Students taking the Psychological Wellbeing Practitioner course must operate at all times from an inclusive values base which promotes recovery and recognises and respects diversity. Diversity encompasses the range of cultural norms, including personal, family, social and spiritual values, held by the diverse communities served by the service within which the worker is operating. Students must respect and value individual differences in age, sexuality, disability, gender, spirituality, race and culture. Students must also take into account any physical and sensory difficulties people may experience in accessing services and make provision in their work to mitigate these. They must be able to respond to people’s needs sensitively with regard to all aspects of diversity. They must demonstrate a commitment to equal opportunities for all and encourage people’s active participation in every aspect of care and treatment. They must also demonstrate an understanding an awareness of the power issues in professional/patient relationships and take steps in their clinical practice to reduce any potential for negative impact these may have.

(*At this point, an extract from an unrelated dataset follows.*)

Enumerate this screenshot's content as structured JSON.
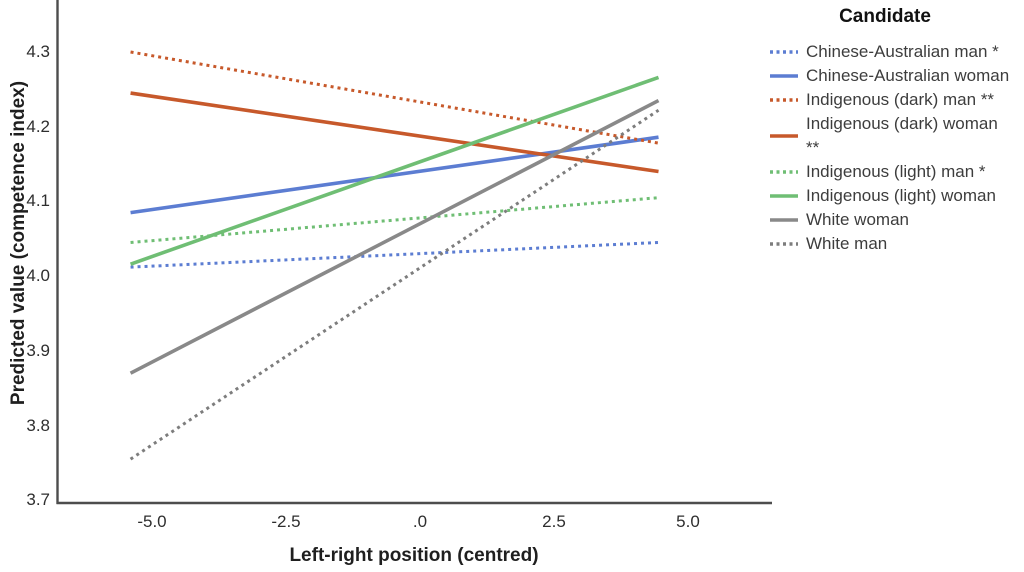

PWPs are also expected to operate in a stepped-care, high-volume environment. During training, trainee PWPs should carry a reduced caseload, with the number of cases seen depending on their stage in training, building up to a maximum of 60-80% of a qualified PWP’s caseload at the end of training. Students must be able to manage caseloads, operate safely and to high standards and use supervision to aid their clinical decision making. Psychological Wellbeing Practitioners need to recognise the limitations to their competence and role and direct people to resources appropriate to their needs, including step-up therapy; and they must focus on social inclusion – including return to work or other meaningful activity – as well as clinical improvement. To do so they must have knowledge of a wide range of social and health resources available through statutory and community agencies. They must have a clear understanding of what constitutes high-intensity psychological treatment and how this differs from low-intensity work.
This module will, therefore, expose PWPs to the concept of diversity, inclusion and multi-culturalism and equip workers with the necessary knowledge, attitudes and competencies to operate in an inclusive values driven service. In addition it will also equip students with an understanding of the complexity of people’s health, social and occupational needs and the services which can support people to recovery. It will develop students’ decision making abilities and enable them to use supervision and to recognise when and where it is appropriate to seek further advice or for the client to access a signposted or step-up service. Skills teaching will develop students’ clinical management, liaison and decision-making competencies in the delivery of support to patients, particularly where they require intervention or advice outside the core low-intensity evidence-based individual or group interventions taught in module 2.